By the sound of things, it is all quite organised. They have elected a few (5) of their number to, “be above us.” Vincent explains these people are in charge of the place and if anyone has a problem they can talk to them.

They work every day of the week. It seems they have developed a routine whereby on most days they know where they will be looking for certain types of rubbish. They also have a few regular calling points which only deal with them.

“If we talk to the security and show we are reliable they only give the stuff to us. It is then our place.”

Vincent says he makes between R50 and R70 a day depending on what they collect. By the sounds of things, it really is back-breaking, tough physical work for pitiful rewards. At 28 he is younger than he looks and has been collecting recyclable rubbish for 8 years. I ask him if he gets nervous when he finds himself going quickly downhill with a full load.

At first he doesn’t fully understand the question, but once he gets it he smiles broadly and shakes his head.

“No,” he says, “the trolleys are strong, and it is much better than pulling them uphill,” he laughs. Obviously.

“There is currently a clip on You Tube of a waste picker careering down a steep hill at just over 60 km per hour.

I spoke to Chris Coombes, CEO of a company called Amalgamated Metal Re-cycling, one of the recyclers, who reckons they have close to 2,000 of the TrashJunkies calling on them every month.

“If we disappeared - effectively there would be a lot of them out work,” he says.

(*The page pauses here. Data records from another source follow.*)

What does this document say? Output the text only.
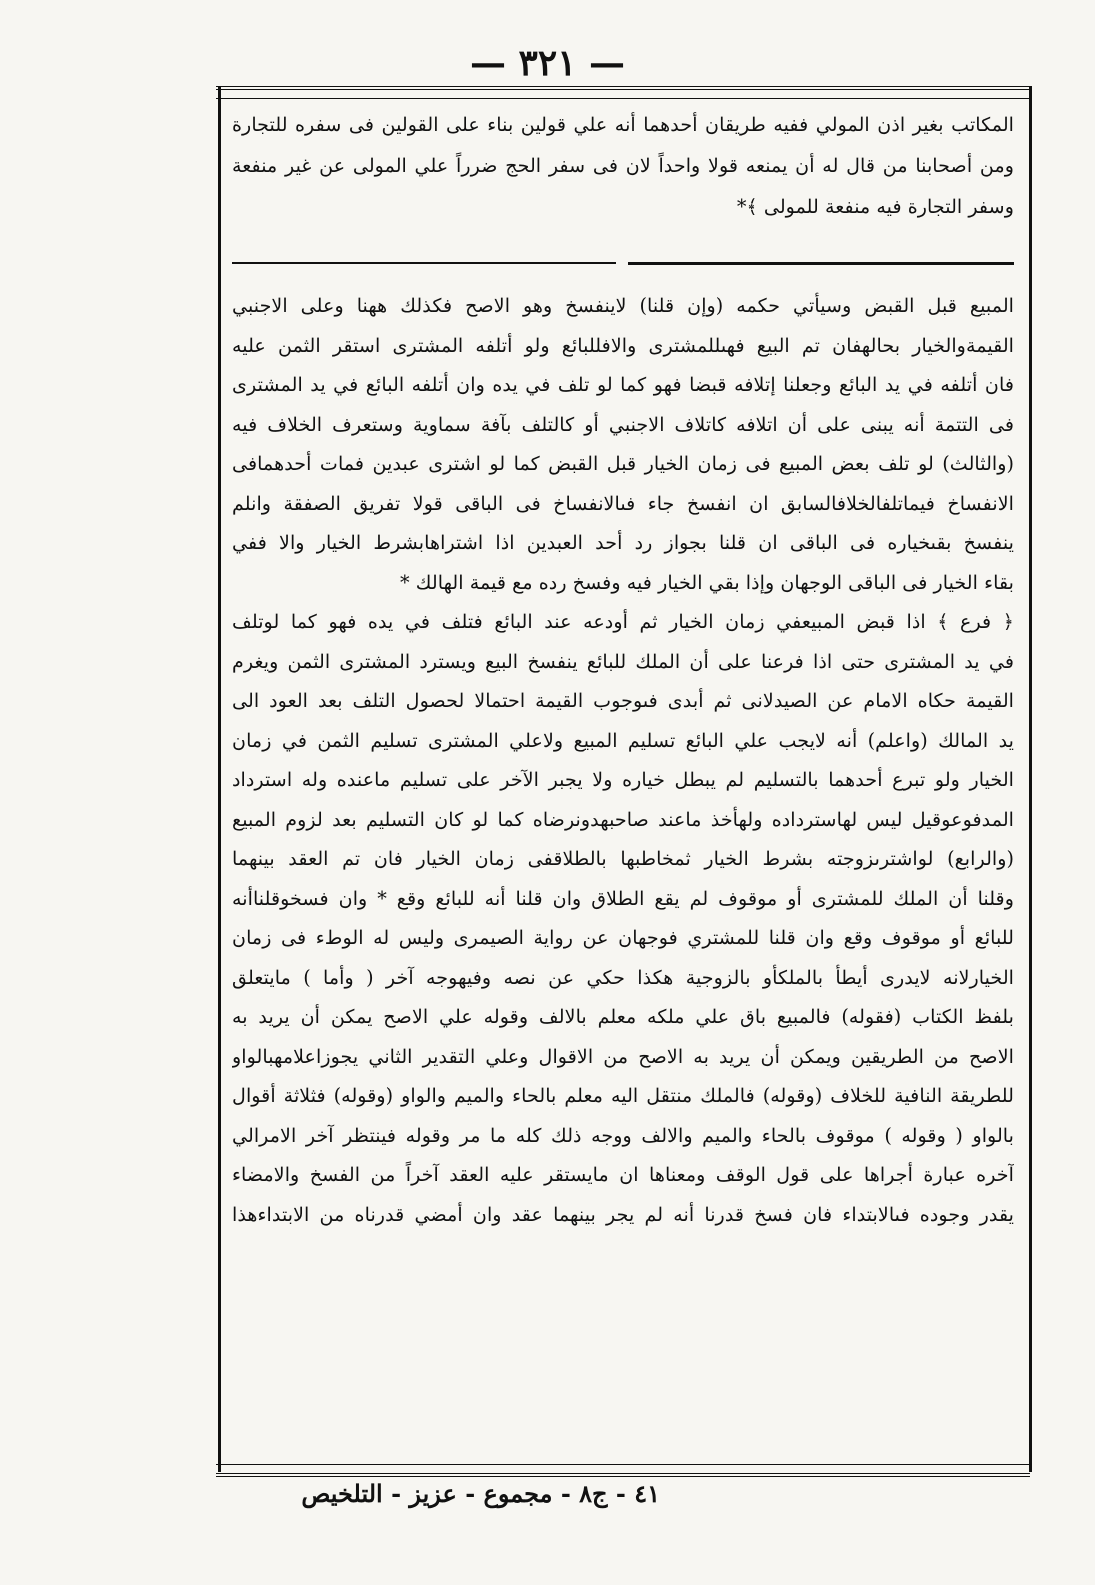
— ٣٢١ —
المكاتب بغير اذن المولي ففيه طريقان أحدهما أنه علي قولين بناء على القولين فى سفره للتجارة
ومن أصحابنا من قال له أن يمنعه قولا واحداً لان فى سفر الحج ضرراً علي المولى عن غير منفعة
وسفر التجارة فيه منفعة للمولى ﴾*
المبيع قبل القبض وسيأتي حكمه (وإن قلنا) لاينفسخ وهو الاصح فكذلك ههنا وعلى الاجنبي
القيمةوالخيار بحالهفان تم البيع فهىللمشترى والافللبائع ولو أتلفه المشترى استقر الثمن عليه
فان أتلفه في يد البائع وجعلنا إتلافه قبضا فهو كما لو تلف في يده وان أتلفه البائع في يد المشترى
فى التتمة أنه يبنى على أن اتلافه كاتلاف الاجنبي أو كالتلف بآفة سماوية وستعرف الخلاف فيه
(والثالث) لو تلف بعض المبيع فى زمان الخيار قبل القبض كما لو اشترى عبدين فمات أحدهمافى
الانفساخ فيماتلفالخلافالسابق ان انفسخ جاء فىالانفساخ فى الباقى قولا تفريق الصفقة وانلم
ينفسخ بقىخياره فى الباقى ان قلنا بجواز رد أحد العبدين اذا اشتراهابشرط الخيار والا ففي
بقاء الخيار فى الباقى الوجهان وإذا بقي الخيار فيه وفسخ رده مع قيمة الهالك *
﴿ فرع ﴾ اذا قبض المبيعفي زمان الخيار ثم أودعه عند البائع فتلف في يده فهو كما لوتلف
في يد المشترى حتى اذا فرعنا على أن الملك للبائع ينفسخ البيع ويسترد المشترى الثمن ويغرم
القيمة حكاه الامام عن الصيدلانى ثم أبدى فىوجوب القيمة احتمالا لحصول التلف بعد العود الى
يد المالك (واعلم) أنه لايجب علي البائع تسليم المبيع ولاعلي المشترى تسليم الثمن في زمان
الخيار ولو تبرع أحدهما بالتسليم لم يبطل خياره ولا يجبر الآخر على تسليم ماعنده وله استرداد
المدفوعوقيل ليس لهاسترداده ولهأخذ ماعند صاحبهدونرضاه كما لو كان التسليم بعد لزوم المبيع
(والرابع) لواشترىزوجته بشرط الخيار ثمخاطبها بالطلاقفى زمان الخيار فان تم العقد بينهما
وقلنا أن الملك للمشترى أو موقوف لم يقع الطلاق وان قلنا أنه للبائع وقع * وان فسخوقلناأنه
للبائع أو موقوف وقع وان قلنا للمشتري فوجهان عن رواية الصيمرى وليس له الوطء فى زمان
الخيارلانه لايدرى أيطأ بالملكأو بالزوجية هكذا حكي عن نصه وفيهوجه آخر ( وأما ) مايتعلق
بلفظ الكتاب (فقوله) فالمبيع باق علي ملكه معلم بالالف وقوله علي الاصح يمكن أن يريد به
الاصح من الطريقين ويمكن أن يريد به الاصح من الاقوال وعلي التقدير الثاني يجوزاعلامهبالواو
للطريقة النافية للخلاف (وقوله) فالملك منتقل اليه معلم بالحاء والميم والواو (وقوله) فثلاثة أقوال
بالواو ( وقوله ) موقوف بالحاء والميم والالف ووجه ذلك كله ما مر وقوله فينتظر آخر الامرالي
آخره عبارة أجراها على قول الوقف ومعناها ان مايستقر عليه العقد آخراً من الفسخ والامضاء
يقدر وجوده فىالابتداء فان فسخ قدرنا أنه لم يجر بينهما عقد وان أمضي قدرناه من الابتداءهذا
٤١ - ج٨ - مجموع - عزيز - التلخيص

He goes on to explain they are a vital section of the economy. Because if they didn’t collect the recyclable rubbish, it would have to be done formally at huge expense.

However, this is one of the complaints the recyclers get from the waste-pickers says Chris.

“They blame the poor conditions in the industry on the fact it is all so informal and casually regulated.”

At times the trolley pulling TrashJunkies can be very irritating when they disrupt traffic in narrow roads, but when one considers the amount of effort they put into what they do for such paltry returns, and the benefits of having them around to supply the recycling industry, they probably deserve a more sympathetic press.